- Beshar in 1973
- Born: Christine Luise Luitgarde Annette von Wedemeyer November 6, 1929 Patzig, Free State of Prussia, Germany
- Died: January 11, 2018 (aged 88) Manhattan, New York, United States
- Education: Smith College (BA)
- Occupation: Attorney
- Employer: Cravath, Swaine & Moore
- Children: 4, including Peter Beshar

= Christine Beshar =

American lawyer (1929–2018)

Christine Beshar (née von Wedemeyer; November 6, 1929 – January 11, 2018) was an American lawyer who specialized in estate law and trusts. She was the first woman to become a partner at the firm Cravath, Swaine & Moore. She successfully proposed that the firm open an on-site daycare facility for employees in 1989, a first for a major New York law firm. Beshar was born in Germany and attended Smith College on a Fulbright scholarship. She passed the New York bar exam despite never attending law school.

==Early life and education==
Christine Luise Luitgarde Annette von Wedemeyer was born in Patzig, Germany, on November 6, 1929, to Prussian farmers Ruth von Kleist-Retzow and Hans von Wedemeyer. Her father died in World War II. She attended the University of Hamburg in 1951 and the University of Tübingen in 1952. She was awarded a Fulbright scholarship and attended Smith College in the United States, earning a bachelor's degree in 1953.

==Legal career==
Beshar worked briefly as a switchboard operator at a small law firm making $55 per week. She was then hired as an assistant librarian for the firm Davis Polk. She gained legal experience, reading books on constitutional law, contracts and rules of evidence. For four years, she clerked for her husband's law firm, working as his assistant while he was representing Sperry & Hutchinson. Though she never attended law school, in 1959 she passed the New York bar on her first attempt. In the late 1950s and early 1960s, she had four children.
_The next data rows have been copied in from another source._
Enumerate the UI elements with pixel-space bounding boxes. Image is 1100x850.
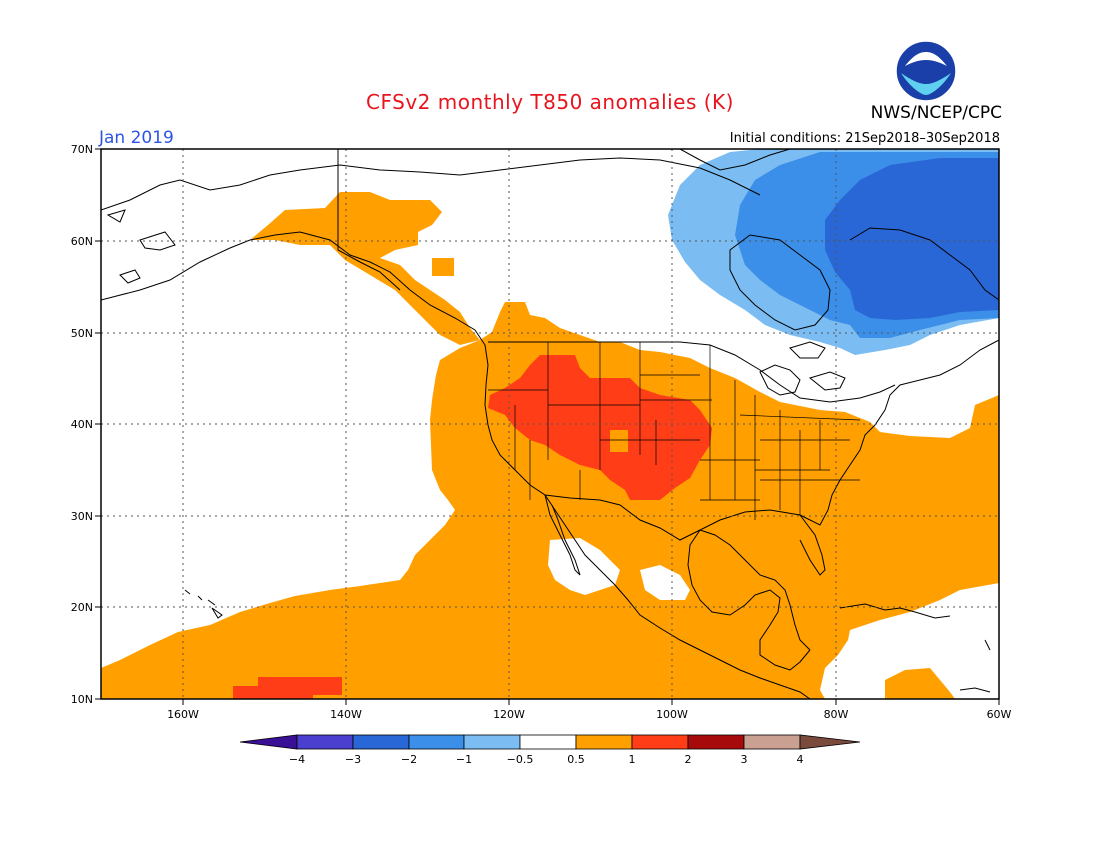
lat-label: 30N <box>71 510 93 523</box>
colorbar-label: 1 <box>629 753 636 766</box>
anomaly-orange-region <box>101 302 999 699</box>
colorbar-label: 3 <box>741 753 748 766</box>
initial-conditions: Initial conditions: 21Sep2018–30Sep2018 <box>729 131 1000 146</box>
colorbar-label: −3 <box>345 753 361 766</box>
graticule <box>101 149 999 699</box>
lon-label: 80W <box>824 708 849 721</box>
longitude-labels: 160W 140W 120W 100W 80W 60W <box>167 708 1011 721</box>
lat-label: 20N <box>71 601 93 614</box>
colorbar-label: 4 <box>797 753 804 766</box>
state-borders <box>488 342 861 520</box>
anomaly-darkblue-region <box>825 158 999 320</box>
noaa-logo-icon <box>895 40 957 102</box>
axis-ticks <box>95 148 1000 705</box>
coastline-greenland <box>679 149 791 171</box>
anomaly-orange-hole <box>610 430 628 452</box>
coastline-east <box>698 339 999 651</box>
latitude-labels: 70N 60N 50N 40N 30N 20N 10N <box>71 143 93 706</box>
lat-label: 50N <box>71 327 93 340</box>
lon-label: 140W <box>330 708 362 721</box>
colorbar-segment <box>352 734 410 750</box>
colorbar-segment <box>687 734 745 750</box>
colorbar-labels: −4 −3 −2 −1 −0.5 0.5 1 2 3 4 <box>289 753 804 766</box>
lon-label: 160W <box>167 708 199 721</box>
anomaly-neutral-mexico <box>548 538 620 595</box>
lon-label: 100W <box>656 708 688 721</box>
lat-label: 10N <box>71 693 93 706</box>
colorbar-label: −2 <box>401 753 417 766</box>
anomaly-red-pacific-2 <box>258 677 342 695</box>
colorbar-segment <box>296 734 354 750</box>
coastlines <box>101 149 999 699</box>
colorbar-segment <box>575 734 633 750</box>
coastline-hudson <box>729 234 831 331</box>
coastline-islands <box>106 209 176 284</box>
border-us-mexico <box>544 494 701 541</box>
colorbar-segment <box>519 734 577 750</box>
anomaly-neutral-east-pacific <box>640 565 690 600</box>
colorbar-segment <box>408 734 465 750</box>
colorbar-label: 2 <box>685 753 692 766</box>
lat-label: 40N <box>71 418 93 431</box>
colorbar-segment <box>463 734 521 750</box>
agency-label: NWS/NCEP/CPC <box>870 103 1002 123</box>
coastline-west <box>101 231 811 699</box>
colorbar-segment <box>743 734 801 750</box>
state-lines <box>488 342 861 520</box>
lon-label: 120W <box>493 708 525 721</box>
lon-label: 60W <box>987 708 1012 721</box>
forecast-month: Jan 2019 <box>99 128 174 148</box>
coastline-labrador <box>849 227 999 301</box>
colorbar-label: −1 <box>456 753 472 766</box>
colorbar-segment <box>239 734 298 750</box>
anomaly-orange-north <box>250 192 480 345</box>
border-alaska <box>337 149 401 291</box>
colorbar-segment <box>631 734 689 750</box>
coastline-florida <box>799 514 826 576</box>
anomaly-orange-patch <box>432 258 454 276</box>
coastline-arctic <box>101 157 761 211</box>
coastline-hawaii <box>184 589 223 619</box>
coastline-great-lakes <box>759 341 846 396</box>
lat-label: 60N <box>71 235 93 248</box>
colorbar-label: 0.5 <box>567 753 585 766</box>
lat-label: 70N <box>71 143 93 156</box>
colorbar-label: −0.5 <box>507 753 534 766</box>
colorbar <box>239 734 861 750</box>
coastline-caribbean <box>839 603 991 693</box>
border-us-canada <box>488 341 896 403</box>
coastline-gulf <box>687 529 811 671</box>
coastline-baja <box>544 494 581 576</box>
colorbar-segment <box>799 734 861 750</box>
map-title: CFSv2 monthly T850 anomalies (K) <box>366 90 734 114</box>
colorbar-label: −4 <box>289 753 305 766</box>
Beshar was hired at the law firm Cravath, Swaine & Moore in 1964. She became the firm's first female partner in 1971 (Note: Some sources say she became a partner in 1970.) and was among the first women to be a partner in a Wall Street law firm. She specialized in estate law and trusts, advising clients on philanthropy and estate planning. After Cravath moved its offices to Worldwide Plaza in midtown Manhattan, she proposed that the firm establish an on-site childcare facility for its employees in 1989. Cravath was the first major law firm in New York to do so.

Beshar retired in 1999. She was named counsel in 2000 and senior counsel in Cravath's trusts and estates department in 2009. She died on January 11, 2018, in Manhattan.

==Personal life==
Christine met Yale graduate and lawyer Robert P. Beshar on a blind date. They married in Germany in 1953. He worked for Sullivan & Cromwell and represented Sperry & Hutchinson. They returned to the United States and Christine gained citizenship in 1957. They had four children. From 1971, they lived in a co-op building at 120 East End Avenue and spent weekends at a second home in Putnam County. Their family was featured in a 1988 article in The New York Times about children of "superachieving couples". Her son Peter is the general counsel of the Department of the Air Force.